Reading Comprehension: List Comprehensions:

Use a list comprehension to create a list that contains the string “hello” 100 times.

Reading Comprehension: Fancier List Comprehensions:

Use the inline if-else statement (discussed earlier in this module), along with a list comprehension, to create the list:

['hello',
 'goodbye',
 'hello',
 'goodbye',
 'hello',
 'goodbye',
 'hello',
 'goodbye',
 'hello',
 'goodbye']

Reading Comprehension: Tuple Comprehensions:

Use a tuple-comprehension to extract comma-separated numbers from a string, converting them into a tuple of floats. I.e. "3.2,2.4,99.8" should become (3.2, 2.4, 99.8). You will want to use the built-in string function str.split.

Reading Comprehension: Translating a For-Loop:

Replicate the functionality of the the following code by writing a list comprehension.

# skip all non-lowercased letters (including punctuation)
# append 1 if lowercase letter is equal to "o"
# append 0 if lowercase letter is not "o"
out = []
for i in "Hello. How Are You?":
    if i.islower():
        out.append(1 if i == "o" else 0)

Reading Comprehension: Memory Efficiency:

Is there any difference in performance between the following expressions?

# feeding `sum` a generator comprehension
sum(1/n for n in range(1, 101))
# feeding `sum` a list comprehension
sum([1/n for n in range(1, 101)])

Is one expression preferable over the other? Why?

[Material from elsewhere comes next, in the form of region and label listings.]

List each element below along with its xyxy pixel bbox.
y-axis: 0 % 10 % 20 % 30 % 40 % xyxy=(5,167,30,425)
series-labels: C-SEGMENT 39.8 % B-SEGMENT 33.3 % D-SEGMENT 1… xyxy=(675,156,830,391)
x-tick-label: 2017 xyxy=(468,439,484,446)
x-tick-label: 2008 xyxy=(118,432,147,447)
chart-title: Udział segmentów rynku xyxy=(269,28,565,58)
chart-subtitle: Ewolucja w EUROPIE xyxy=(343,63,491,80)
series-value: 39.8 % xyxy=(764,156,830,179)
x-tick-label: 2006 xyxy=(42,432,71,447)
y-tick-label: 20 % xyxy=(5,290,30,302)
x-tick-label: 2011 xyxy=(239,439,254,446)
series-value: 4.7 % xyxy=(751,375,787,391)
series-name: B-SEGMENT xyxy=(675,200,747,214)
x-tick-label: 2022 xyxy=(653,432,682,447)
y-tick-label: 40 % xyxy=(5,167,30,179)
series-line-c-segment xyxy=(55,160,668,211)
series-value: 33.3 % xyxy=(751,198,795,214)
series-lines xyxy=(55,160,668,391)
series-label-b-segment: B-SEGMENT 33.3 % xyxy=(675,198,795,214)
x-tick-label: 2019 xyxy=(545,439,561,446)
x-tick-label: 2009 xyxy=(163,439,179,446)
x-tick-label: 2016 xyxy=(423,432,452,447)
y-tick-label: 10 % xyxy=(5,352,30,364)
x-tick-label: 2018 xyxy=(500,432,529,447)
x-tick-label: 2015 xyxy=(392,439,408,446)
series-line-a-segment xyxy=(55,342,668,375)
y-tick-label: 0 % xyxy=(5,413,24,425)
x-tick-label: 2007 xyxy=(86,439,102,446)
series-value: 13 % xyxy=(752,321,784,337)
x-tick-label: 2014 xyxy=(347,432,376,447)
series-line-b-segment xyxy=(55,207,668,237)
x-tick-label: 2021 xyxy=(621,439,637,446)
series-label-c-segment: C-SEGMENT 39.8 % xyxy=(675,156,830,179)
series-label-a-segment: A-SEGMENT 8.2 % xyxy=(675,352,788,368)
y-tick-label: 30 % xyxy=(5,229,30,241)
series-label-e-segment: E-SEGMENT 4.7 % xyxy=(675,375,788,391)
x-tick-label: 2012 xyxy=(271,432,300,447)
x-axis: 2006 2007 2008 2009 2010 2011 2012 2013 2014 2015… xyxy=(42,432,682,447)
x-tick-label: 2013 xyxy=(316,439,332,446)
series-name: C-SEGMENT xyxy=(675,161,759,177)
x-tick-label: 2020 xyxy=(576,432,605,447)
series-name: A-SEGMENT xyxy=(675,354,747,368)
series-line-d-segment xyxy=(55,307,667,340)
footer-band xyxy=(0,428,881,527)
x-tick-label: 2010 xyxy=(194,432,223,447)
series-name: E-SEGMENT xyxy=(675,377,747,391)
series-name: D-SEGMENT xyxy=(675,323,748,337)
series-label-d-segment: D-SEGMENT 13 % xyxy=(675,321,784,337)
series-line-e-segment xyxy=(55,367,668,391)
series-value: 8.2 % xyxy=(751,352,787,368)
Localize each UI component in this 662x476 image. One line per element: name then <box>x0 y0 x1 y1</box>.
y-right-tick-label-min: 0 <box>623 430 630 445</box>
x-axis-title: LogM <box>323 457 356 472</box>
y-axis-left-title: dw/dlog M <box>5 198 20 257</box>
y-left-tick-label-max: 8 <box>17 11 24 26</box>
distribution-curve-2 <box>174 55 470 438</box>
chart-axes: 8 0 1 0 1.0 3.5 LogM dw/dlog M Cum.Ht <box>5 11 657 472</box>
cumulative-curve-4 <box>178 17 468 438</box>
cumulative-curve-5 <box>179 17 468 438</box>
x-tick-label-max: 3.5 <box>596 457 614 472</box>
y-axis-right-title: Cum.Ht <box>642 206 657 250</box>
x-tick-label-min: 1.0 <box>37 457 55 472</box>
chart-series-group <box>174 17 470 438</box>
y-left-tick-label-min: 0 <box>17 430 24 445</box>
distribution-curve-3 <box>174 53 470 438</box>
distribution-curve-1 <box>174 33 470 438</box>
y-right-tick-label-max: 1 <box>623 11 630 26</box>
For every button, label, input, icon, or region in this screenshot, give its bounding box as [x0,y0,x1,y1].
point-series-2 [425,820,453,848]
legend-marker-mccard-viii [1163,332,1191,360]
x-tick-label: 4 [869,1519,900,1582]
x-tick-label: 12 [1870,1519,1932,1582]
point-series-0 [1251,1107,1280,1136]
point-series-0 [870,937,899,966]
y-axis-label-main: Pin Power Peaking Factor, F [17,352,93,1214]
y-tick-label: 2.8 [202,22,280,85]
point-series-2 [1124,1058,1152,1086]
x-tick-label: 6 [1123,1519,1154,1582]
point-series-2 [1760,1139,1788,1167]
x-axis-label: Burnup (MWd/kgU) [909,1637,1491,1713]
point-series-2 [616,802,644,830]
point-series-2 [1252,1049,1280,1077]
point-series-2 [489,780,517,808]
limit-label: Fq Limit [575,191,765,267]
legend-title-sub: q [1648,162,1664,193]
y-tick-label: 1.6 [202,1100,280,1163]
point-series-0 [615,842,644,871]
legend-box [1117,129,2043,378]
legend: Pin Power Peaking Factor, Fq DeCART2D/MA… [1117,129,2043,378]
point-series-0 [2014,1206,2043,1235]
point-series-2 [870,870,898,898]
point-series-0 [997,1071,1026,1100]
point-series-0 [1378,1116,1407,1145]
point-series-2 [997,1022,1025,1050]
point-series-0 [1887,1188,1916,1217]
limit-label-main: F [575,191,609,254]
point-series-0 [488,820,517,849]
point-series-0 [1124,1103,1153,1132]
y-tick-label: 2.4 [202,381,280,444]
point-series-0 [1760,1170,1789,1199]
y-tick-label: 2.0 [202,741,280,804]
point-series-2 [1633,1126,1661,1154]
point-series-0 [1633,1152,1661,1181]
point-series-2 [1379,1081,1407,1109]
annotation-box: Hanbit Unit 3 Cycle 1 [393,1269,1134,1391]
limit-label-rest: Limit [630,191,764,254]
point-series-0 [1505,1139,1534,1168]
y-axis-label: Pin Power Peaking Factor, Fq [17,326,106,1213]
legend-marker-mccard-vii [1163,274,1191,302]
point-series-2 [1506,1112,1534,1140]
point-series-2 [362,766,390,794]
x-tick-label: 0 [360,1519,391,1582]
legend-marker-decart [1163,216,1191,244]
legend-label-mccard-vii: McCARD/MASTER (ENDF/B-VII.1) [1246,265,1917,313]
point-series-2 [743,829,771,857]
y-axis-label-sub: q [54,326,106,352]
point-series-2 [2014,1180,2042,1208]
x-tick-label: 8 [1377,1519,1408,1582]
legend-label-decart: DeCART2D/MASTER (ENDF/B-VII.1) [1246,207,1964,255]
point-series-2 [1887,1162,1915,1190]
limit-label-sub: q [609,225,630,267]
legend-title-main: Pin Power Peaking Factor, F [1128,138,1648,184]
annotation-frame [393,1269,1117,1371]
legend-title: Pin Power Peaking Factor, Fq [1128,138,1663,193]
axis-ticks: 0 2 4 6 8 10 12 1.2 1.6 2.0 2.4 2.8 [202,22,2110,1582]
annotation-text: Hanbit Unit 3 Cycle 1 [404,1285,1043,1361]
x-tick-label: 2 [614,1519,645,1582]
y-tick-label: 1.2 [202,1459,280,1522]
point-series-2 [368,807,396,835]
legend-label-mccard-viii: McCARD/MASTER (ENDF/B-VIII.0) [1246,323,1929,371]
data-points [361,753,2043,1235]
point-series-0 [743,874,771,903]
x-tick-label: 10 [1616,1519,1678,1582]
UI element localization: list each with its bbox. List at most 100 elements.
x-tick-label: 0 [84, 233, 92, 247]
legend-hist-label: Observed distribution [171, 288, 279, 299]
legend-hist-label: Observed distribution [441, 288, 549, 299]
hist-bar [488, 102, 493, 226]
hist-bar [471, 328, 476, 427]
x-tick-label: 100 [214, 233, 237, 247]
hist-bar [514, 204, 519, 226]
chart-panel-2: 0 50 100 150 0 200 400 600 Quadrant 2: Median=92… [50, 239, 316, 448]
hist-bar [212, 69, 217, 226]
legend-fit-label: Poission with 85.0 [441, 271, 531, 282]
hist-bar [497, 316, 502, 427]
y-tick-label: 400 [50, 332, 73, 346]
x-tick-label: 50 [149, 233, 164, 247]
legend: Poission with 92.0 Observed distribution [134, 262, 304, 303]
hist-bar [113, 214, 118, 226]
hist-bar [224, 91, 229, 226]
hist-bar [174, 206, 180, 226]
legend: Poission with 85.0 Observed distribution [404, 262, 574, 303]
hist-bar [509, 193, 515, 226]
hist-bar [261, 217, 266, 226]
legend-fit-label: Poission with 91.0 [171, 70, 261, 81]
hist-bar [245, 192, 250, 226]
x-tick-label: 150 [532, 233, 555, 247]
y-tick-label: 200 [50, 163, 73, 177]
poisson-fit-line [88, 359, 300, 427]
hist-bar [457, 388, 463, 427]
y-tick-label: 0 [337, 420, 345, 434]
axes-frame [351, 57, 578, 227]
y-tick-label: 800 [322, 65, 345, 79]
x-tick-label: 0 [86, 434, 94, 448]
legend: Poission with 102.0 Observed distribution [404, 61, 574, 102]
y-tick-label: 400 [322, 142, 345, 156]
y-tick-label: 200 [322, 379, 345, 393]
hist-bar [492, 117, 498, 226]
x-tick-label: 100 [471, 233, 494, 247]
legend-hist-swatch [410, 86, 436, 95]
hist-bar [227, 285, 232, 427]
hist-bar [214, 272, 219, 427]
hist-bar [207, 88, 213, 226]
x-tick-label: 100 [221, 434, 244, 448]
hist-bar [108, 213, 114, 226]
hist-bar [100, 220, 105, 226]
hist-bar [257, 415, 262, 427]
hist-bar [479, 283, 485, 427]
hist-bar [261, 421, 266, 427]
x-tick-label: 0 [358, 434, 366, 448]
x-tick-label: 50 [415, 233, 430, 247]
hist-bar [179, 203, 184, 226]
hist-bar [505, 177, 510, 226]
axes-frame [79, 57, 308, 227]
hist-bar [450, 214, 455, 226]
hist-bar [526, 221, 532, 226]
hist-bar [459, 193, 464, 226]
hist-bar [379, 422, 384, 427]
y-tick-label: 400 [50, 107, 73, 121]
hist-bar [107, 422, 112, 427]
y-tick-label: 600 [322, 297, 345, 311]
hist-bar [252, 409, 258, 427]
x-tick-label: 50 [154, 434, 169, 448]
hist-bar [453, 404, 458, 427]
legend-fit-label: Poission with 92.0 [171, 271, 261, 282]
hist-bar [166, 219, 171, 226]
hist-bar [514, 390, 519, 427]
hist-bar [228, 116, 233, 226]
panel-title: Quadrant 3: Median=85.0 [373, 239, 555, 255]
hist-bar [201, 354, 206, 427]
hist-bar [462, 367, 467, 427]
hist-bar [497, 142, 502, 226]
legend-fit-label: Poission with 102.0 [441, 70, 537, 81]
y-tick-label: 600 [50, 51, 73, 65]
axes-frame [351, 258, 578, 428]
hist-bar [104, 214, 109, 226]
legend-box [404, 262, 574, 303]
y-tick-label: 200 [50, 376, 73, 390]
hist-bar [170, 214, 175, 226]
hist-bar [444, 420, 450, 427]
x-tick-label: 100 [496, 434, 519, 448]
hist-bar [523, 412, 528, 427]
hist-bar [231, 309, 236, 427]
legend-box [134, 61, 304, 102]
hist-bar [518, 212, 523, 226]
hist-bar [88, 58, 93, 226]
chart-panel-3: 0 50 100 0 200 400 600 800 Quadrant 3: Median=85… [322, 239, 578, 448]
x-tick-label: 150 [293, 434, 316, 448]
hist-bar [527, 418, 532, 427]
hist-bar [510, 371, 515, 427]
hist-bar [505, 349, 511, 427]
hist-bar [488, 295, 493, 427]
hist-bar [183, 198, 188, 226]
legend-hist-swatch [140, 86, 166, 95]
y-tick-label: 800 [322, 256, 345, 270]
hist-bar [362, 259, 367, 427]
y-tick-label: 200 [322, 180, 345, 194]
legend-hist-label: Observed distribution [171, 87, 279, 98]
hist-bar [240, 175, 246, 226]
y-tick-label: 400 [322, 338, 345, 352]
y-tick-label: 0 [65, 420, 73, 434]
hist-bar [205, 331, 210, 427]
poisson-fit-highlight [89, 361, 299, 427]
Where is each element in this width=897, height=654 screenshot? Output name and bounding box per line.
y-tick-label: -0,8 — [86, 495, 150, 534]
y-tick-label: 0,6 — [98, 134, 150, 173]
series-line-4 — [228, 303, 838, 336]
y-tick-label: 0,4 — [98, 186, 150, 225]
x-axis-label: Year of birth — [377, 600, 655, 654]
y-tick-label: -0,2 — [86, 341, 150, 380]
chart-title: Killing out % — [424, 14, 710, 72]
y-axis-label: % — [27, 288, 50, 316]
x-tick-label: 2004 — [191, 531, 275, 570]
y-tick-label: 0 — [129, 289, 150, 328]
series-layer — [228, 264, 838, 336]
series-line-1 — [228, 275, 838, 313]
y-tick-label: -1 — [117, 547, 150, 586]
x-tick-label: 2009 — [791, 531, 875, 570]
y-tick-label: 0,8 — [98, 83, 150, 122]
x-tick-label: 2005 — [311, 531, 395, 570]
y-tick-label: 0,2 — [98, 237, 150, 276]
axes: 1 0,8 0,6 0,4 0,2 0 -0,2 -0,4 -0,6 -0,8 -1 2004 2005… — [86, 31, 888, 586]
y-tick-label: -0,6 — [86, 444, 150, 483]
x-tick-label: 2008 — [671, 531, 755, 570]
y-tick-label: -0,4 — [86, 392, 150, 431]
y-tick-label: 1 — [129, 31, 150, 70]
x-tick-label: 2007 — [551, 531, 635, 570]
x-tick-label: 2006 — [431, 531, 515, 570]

Reading Comprehension Exercise Solutions:

Using range: Solution

# start=10, stop=0 (excluded), step-size=-1
>>> for i in range(10, 0, -1):
>>>     print(i, end=" ") # the "end" parameter is to avoid each value taking up a new line
10 9 8 7 6 5 4 3 2 1

Writing a Generator Comprehension: Solution

>>> g = ((n, n+2) for n in range(6) if n != 3)
>>> list(g) # convert into a list to print values
[(0, 2), (1, 3), (2, 4), (4, 6), (5, 7)]

Using Generator Comprehensions on the Fly: Solution

>>> sum(range(1, 101, 2))
2500

or

>>> sum(i for i in range(101) if i%2 != 0)
2500

List Comprehensions: Solution

>>> ["hello" for i in range(100)]
['hello', 'hello', ..., 'hello', 'hello'] # 100 hello's

Fancier List Comprehensions: Solution

>>> [("hello" if i%2 == 0 else "goodbye") for i in range(10)]
['hello', 'goodbye', 'hello', 'goodbye', 'hello', 'goodbye', 'hello', 'goodbye', 'hello', 'goodbye']

Tuple Comprehension: Solution

>>> string_of_nums = "3.2, 2.4, 99.8"
>>> tuple(float(i) for i in string_of_nums.split(","))
(3.2, 2.4, 99.8)

Translating a For-Loop: Solution

>>> out = [(1 if i == "o" else 0) for i in "Hello. How Are You?" if i.islower()]
>>> out
[0, 0, 0, 1, 1, 0, 0, 0, 1, 0]

Memory Efficiency: Solution

It is preferable to use the generator expression sum(1/n for n in range(1, 101)), rather than the list comprehension sum([1/n for n in range(1, 101)]). Using a list comprehension unnecessarily creates a list of the one hundred numbers, in memory, before feeding the list to sum. The generator expression need only produce a single value at a time, as sum iterates over it.